Yes, at last Jane Austen is talking back. And not just Jane Austen! Get ready for conversations with a host of famous artists and scientists, from Isaac Newton and Marie Curie to Edgar Allan Poe and Alfred Hitchcock.
The project, created by a novelist and magician named Andrew Mayne, relies on artificial intelligence software from the research lab OpenAI “to create simulated conversations with virtual historical figures,” according to an online account at the technology news site The Next Web. “The system first works out the purpose of the message and the intended recipient by searching for patterns in the text. It then uses the [software’s] internal knowledge of that person to guess how they would respond in their written voice.”
Every Janeite has a mental list of the questions she would ask Jane Austen, if presented with the opportunity: questions about her writing process, say, or her opinions on the political controversies of her day, or that thing with Tom Lefroy.

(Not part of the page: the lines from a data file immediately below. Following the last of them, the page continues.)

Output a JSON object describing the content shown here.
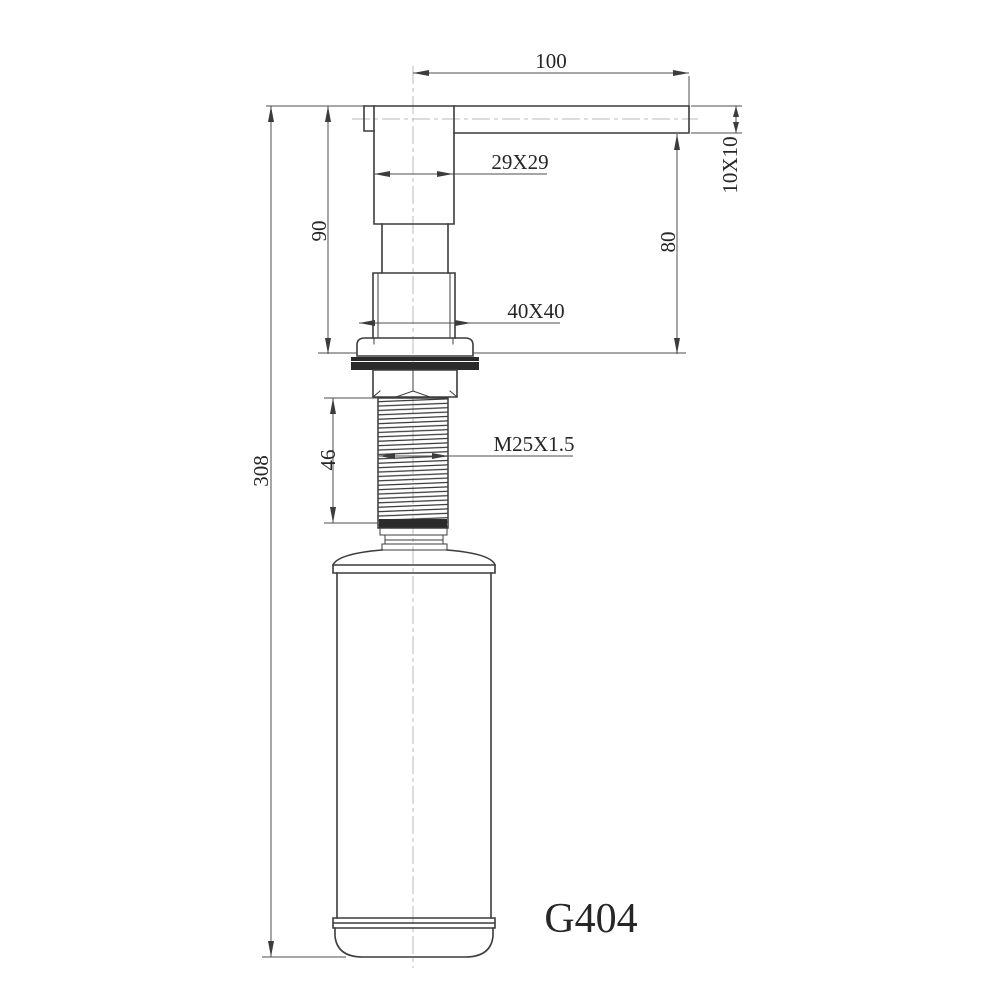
{
  "drawing": {
    "model": "G404",
    "type": "soap-dispenser technical drawing",
    "colors": {
      "outline": "#3c3c3c",
      "dimension_lines": "#4c4c4c",
      "centerline": "#b8b8b8",
      "gasket": "#2b2b2b",
      "background": "#ffffff"
    },
    "dimensions": {
      "spout_reach": "100",
      "head_section": "29X29",
      "spout_section": "10X10",
      "head_height": "90",
      "spout_underside_height": "80",
      "flange_section": "40X40",
      "thread_length": "46",
      "thread_spec": "M25X1.5",
      "total_height": "308"
    }
  }
}
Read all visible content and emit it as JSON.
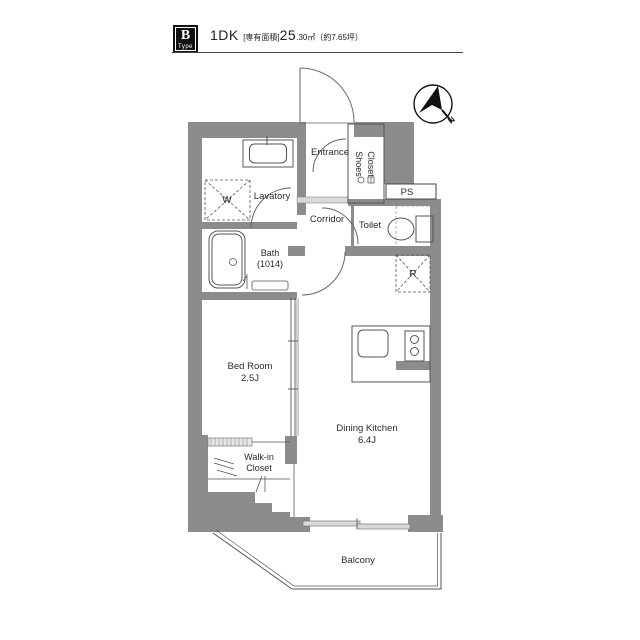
{
  "header": {
    "badge_letter": "B",
    "badge_type": "Type",
    "plan_type": "1DK",
    "area_prefix": "[専有面積]",
    "area_value": "25",
    "area_suffix": ".30㎡",
    "area_tsubo": "（約7.65坪）"
  },
  "compass": {
    "label": "N"
  },
  "rooms": {
    "entrance": {
      "label": "Entrance"
    },
    "shoes_closet": {
      "line1": "Shoes",
      "line2": "Closet"
    },
    "lavatory": {
      "label": "Lavatory"
    },
    "corridor": {
      "label": "Corridor"
    },
    "toilet": {
      "label": "Toilet"
    },
    "ps": {
      "label": "PS"
    },
    "bath": {
      "label": "Bath",
      "size": "(1014)"
    },
    "bedroom": {
      "label": "Bed Room",
      "size": "2.5J"
    },
    "dining_kitchen": {
      "label": "Dining Kitchen",
      "size": "6.4J"
    },
    "walkin_closet": {
      "line1": "Walk-in",
      "line2": "Closet"
    },
    "balcony": {
      "label": "Balcony"
    }
  },
  "symbols": {
    "washer": "W",
    "refrigerator": "R"
  },
  "colors": {
    "wall_gray": "#8c8c8c",
    "light_gray": "#d8d8d8",
    "line": "#555555"
  }
}
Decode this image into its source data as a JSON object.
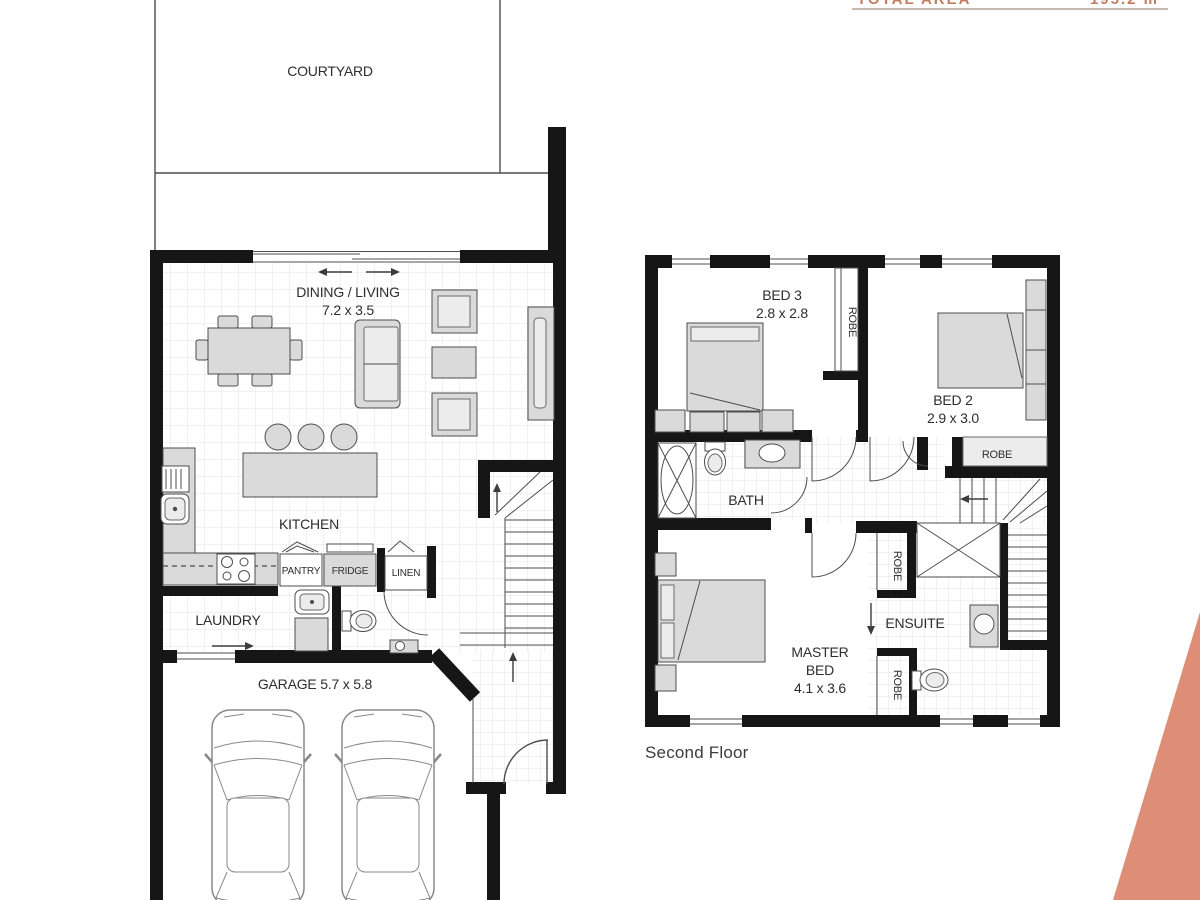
{
  "header": {
    "total_area_label": "TOTAL AREA",
    "total_area_value": "195.2 m²"
  },
  "accent_color": "#DE8D77",
  "ground_floor": {
    "courtyard": "COURTYARD",
    "dining_living": "DINING / LIVING",
    "dining_living_dims": "7.2 x 3.5",
    "kitchen": "KITCHEN",
    "pantry": "PANTRY",
    "fridge": "FRIDGE",
    "linen": "LINEN",
    "laundry": "LAUNDRY",
    "garage": "GARAGE 5.7 x 5.8"
  },
  "second_floor": {
    "label": "Second Floor",
    "bed3": "BED 3",
    "bed3_dims": "2.8 x 2.8",
    "bed2": "BED 2",
    "bed2_dims": "2.9 x 3.0",
    "bath": "BATH",
    "ensuite": "ENSUITE",
    "robe": "ROBE",
    "master_line1": "MASTER",
    "master_line2": "BED",
    "master_dims": "4.1 x 3.6"
  }
}
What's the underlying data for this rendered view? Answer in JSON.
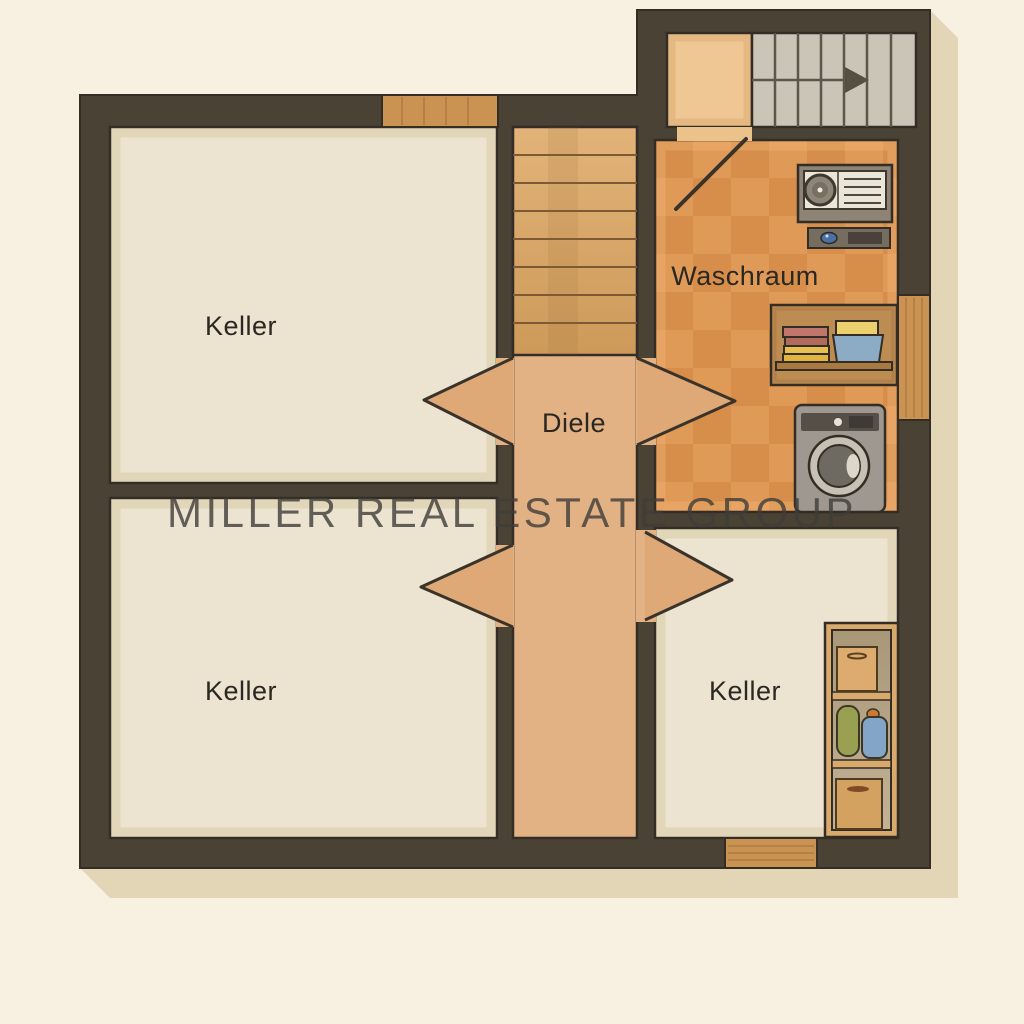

Mayne didn’t ask Artificial Intelligence Jane Austen about any of that, alas. He asked how her characters would use social media.
“I’d have Emma promote her self-published book on Facebook,” AIJA replied. “I’d have Emma update her status with a lament about the deplorable state of the publishing industry in a desperate attempt to get her Facebook friends to buy her book.”
From an AI point of view, I guess it’s impressive that AIJA writes reasonably idiomatic English prose. And it’s reassuring to discover that Jane Austen is just as clueless about book marketing as any other struggling author.
But really: Emma wrote a book? As if! She can’t even muster the discipline to read one!